The mouse liver displays circadian rhythms in the phospholipid metabolism and in the activity of its synthesizing enzymes

GORNE, LUCAS D.; ACOSTA RODRIGUEZ, VICTORIA A.; PASQUARÉ, S.J.; SALVADOR, G.A.; GIUSTO, N.M.; GUIDO, MARIO E.

Montana

Congreso; 14th Biennial Meeting. Society for Research in Biological Rhythms.; 2014

Society for Research in Biological Rhythms (SRBR)

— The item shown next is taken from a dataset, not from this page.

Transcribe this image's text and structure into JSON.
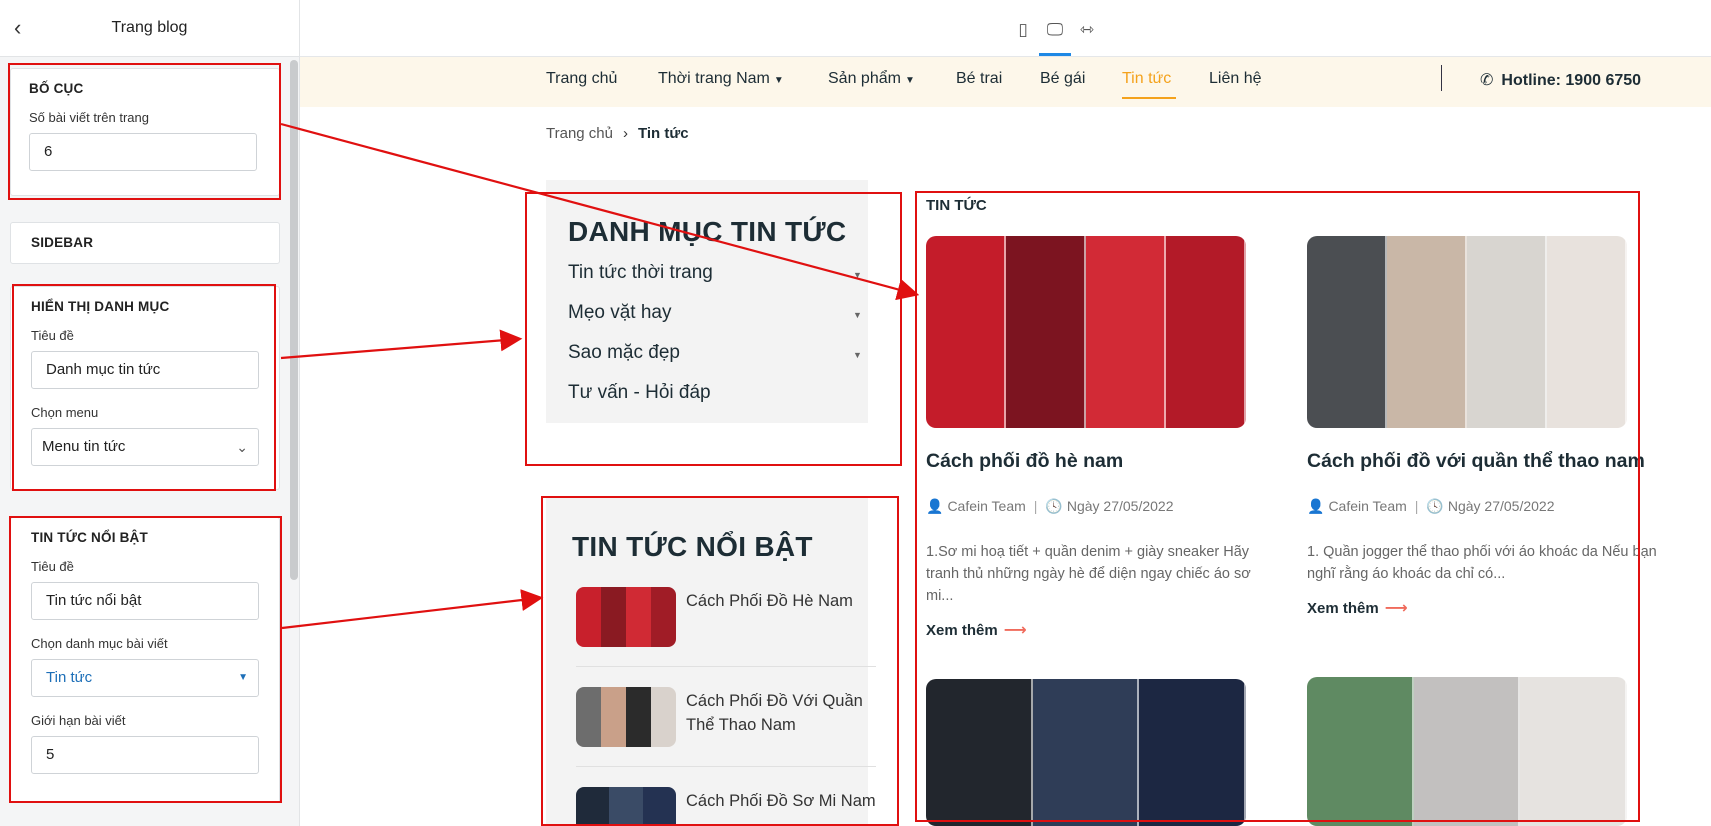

Disruption of circadian clocks leads to severe metabolic disorders and pathologies involving lipid metabolism such as obesity and diabetes. Glycerophospholipids (GPLs) are the most abundant class of phospholipids that constitutes cell membranes and their synthesis is a crucial process in the liver function; however, its temporal regulation remains unknown. Here we investigated whether the GPL metabolism oscillates in mouse liver fed ad libitum. We first found that the endogenous content of some GPLs (phosphatidylcholine: PC, phosphatidylinositol: PI) exhibited a clear daily rhythmicity in mouse livers collected under constant darkness. Overall, GPLs showed higher levels during the subjective day and lowest levels at CT 20 in the subjective night. In addition, the activity of GPL-synthesizing and -remodeling enzymes: phosphatidate phosphohydrolase 1 (PAP-1, /Lipin) and lysophospholipid acyltransferases (LPLATs) displayed significant variations with higher levels during the subjective day and dusk. Since PC is an essential and abundant hepatic GPL exhibiting a highly regulated process of synthesis, we evaluated whether the enzymes involved in PC synthesis exhibit a temporal regulation in both expression and activity. In the liver, PC is mainly synthesized through the Kennedy pathway with Choline Kinase (ChoK) as one of the key regulatory enzymes or through an alternative pathway catalyzed by the phosphatidylethanolamine (PE) N-methyltransferase (PEMT) converting PE into PC. In this respect, we observed that the ratio in the endogenous PC to PE content exhibited daily variations with the lowest levels during the subjective night. In addition, we found significant oscillations in ChoKα and PEMT mRNA expression with maximal levels during the subjective night (CT 16-20). Results demonstrate that the metabolism of liver GPLs from LD-synchronized mice oscillates rhythmically with a precise temporal control in the expression and activities of specific synthesizing/remodeling enzymes. Our findings provide new insights to understand the temporal regulation of biological processes implicating phospholipid metabolism.